C’est ce que disent, d’une autre manière encore, les sociologues Marion Fourcade et Jeff Gordon (@jeffgordon12) sur le toujours excellent LPE (@LPE_project), notamment dans l’article de recherche paru dans le Journal of Law and Political Economy, la version académique du LPE. Pour les deux sociologues, le changement qu’induit l’utilisation des technologies numériques par les administrations transforme profondément la nature de l’appareil d’État. L’État à l’ère des Big Data et de l’IA est finalement moins responsable que son prédécesseur, malgré ses promesses de transparence et d’accessibilité accrue. Pire : la collecte de données alimente une transformation de la rationalité politique dans laquelle les stratégies politiques sont de plus en plus dictées par l’accessibilité des données (au détriment des stratégies qui ne reposent pas sur des données). La prédiction par le calcul remplace l’intervention par d’autres moyens. Du fait de la soumission aux seuls chiffres, ces stratégies sont plus guidées par des questions financières que par toutes autres valeurs. Enfin, dans un État piloté par les données, les entreprises privées peuvent plus facilement reconstruire et subvertir ses attributions, donc remplacer nombre des fonctions qui lui étaient exclusives ou dévolues. Dans ce sens, les entreprises entrent en concurrence avec l’État pour réinventer ses fonctions publiques traditionnelles.

Comme le soulignent les deux sociologues dans leur conclusion : l’État hyperrationaliste du code roi et de l’algorithme impénétrable ne promet aucune garantie qu’il fera mieux que l’État planificateur. La ville intelligente, conçue comme une question d’optimisation de données et de capteurs en temps réel, peut s’avérer aussi invivable que la ville moderne. Reste que l’idéologie solutionniste n’est qu’une idéologie. Pour les deux chercheurs, l’État doit apprendre à voir comme un citoyen, c’est-à-dire comme son public comme dirait le psychologue et philosophe John Dewey. Pour les deux sociologues, l’enjeu consiste à traiter les infrastructures numériques comme des services publics, avec des mécanismes de responsabilité externes aux entreprises et accessibles aux populations, leur permettant de contrôler les conditions de la surveillance et d’accéder à une gouvernance plus collective.
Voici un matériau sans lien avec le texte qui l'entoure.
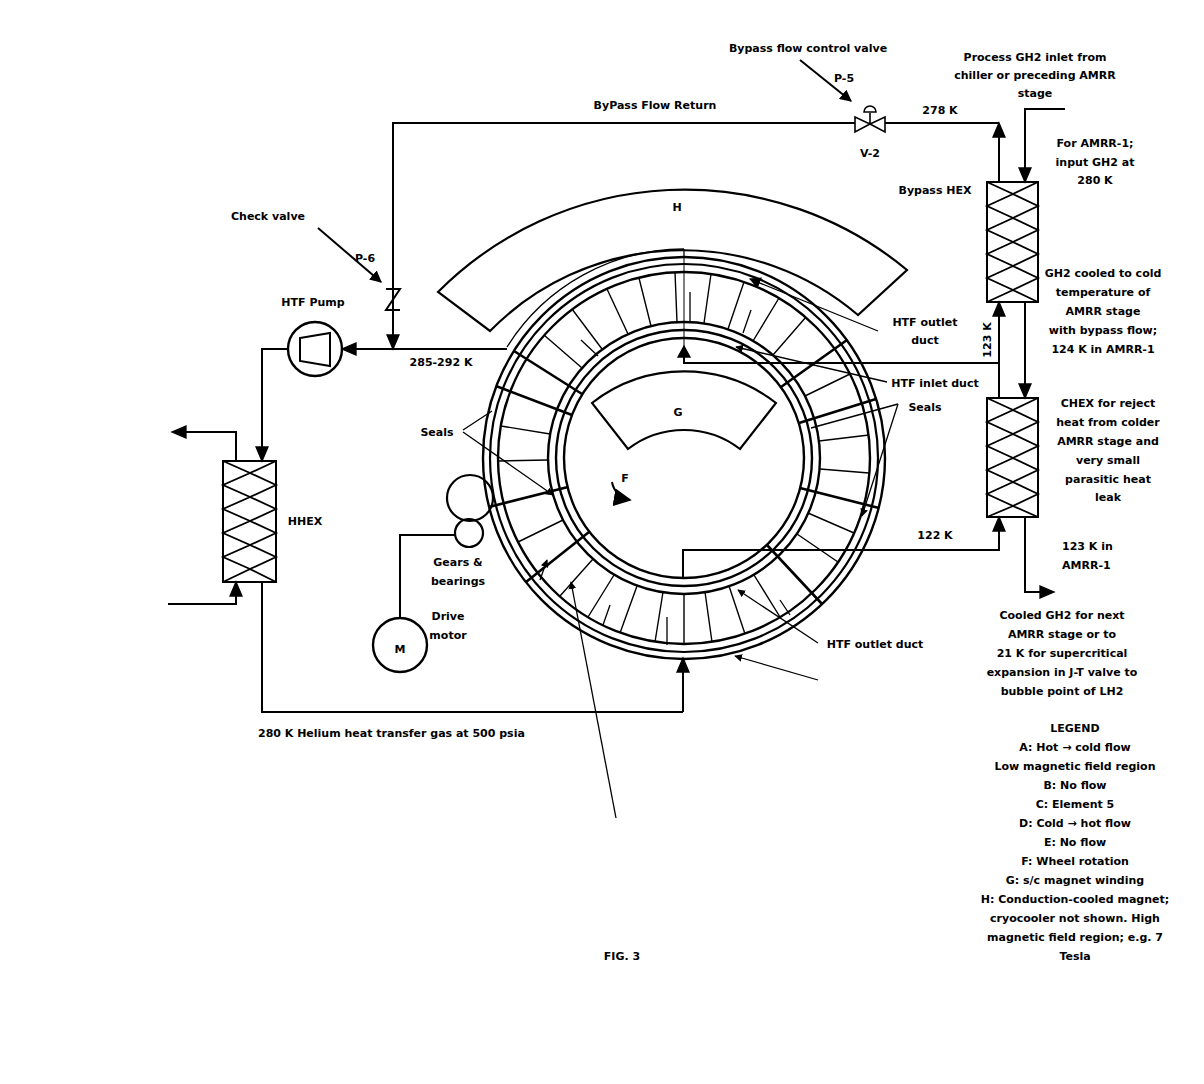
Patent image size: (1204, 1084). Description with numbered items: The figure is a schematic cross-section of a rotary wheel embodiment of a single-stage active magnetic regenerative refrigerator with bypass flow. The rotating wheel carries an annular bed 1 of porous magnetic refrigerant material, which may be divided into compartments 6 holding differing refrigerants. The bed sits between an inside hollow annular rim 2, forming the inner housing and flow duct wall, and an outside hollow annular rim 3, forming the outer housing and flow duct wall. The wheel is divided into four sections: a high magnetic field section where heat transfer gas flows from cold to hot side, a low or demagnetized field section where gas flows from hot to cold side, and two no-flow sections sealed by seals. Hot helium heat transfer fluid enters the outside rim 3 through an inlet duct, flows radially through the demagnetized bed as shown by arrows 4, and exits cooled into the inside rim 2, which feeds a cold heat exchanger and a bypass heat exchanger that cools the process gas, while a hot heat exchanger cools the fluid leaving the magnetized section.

The annular bed 1 is at (580, 567).
The inside hollow annular rim 2 is at (793, 521).
The outside hollow annular rim 3 is at (490, 400).
The arrows 4 is at (675, 650).
The compartments 6 is at (539, 551).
Même constat pour la chercheuse en éthique des données et responsable du Global Data Justice, Linnet Taylor (@linnetelwin) dans un article pour la revue Philosophy & Technology, où elle estime que nous devons contraindre les entreprises de la tech, dont les actions ont des implications sur la vie sociale et politique, à respecter les normes auxquels nous soumettons les services publics ! Bref, remettre les valeurs de l’État de droit au cœur de toutes les politiques calculées. Cela ne suffira peut-être pas à rendre l’équité ou la fraternité calculable, mais peut-être que cela nous aidera à mieux saisir ce que le calcul ne peut pas faire. Face à un numérique omniprésent, qui promet d’optimiser les gains de productivité de demain, l’enjeu consiste bien à trouver les modalités pour borner et limiter son extension sans limites.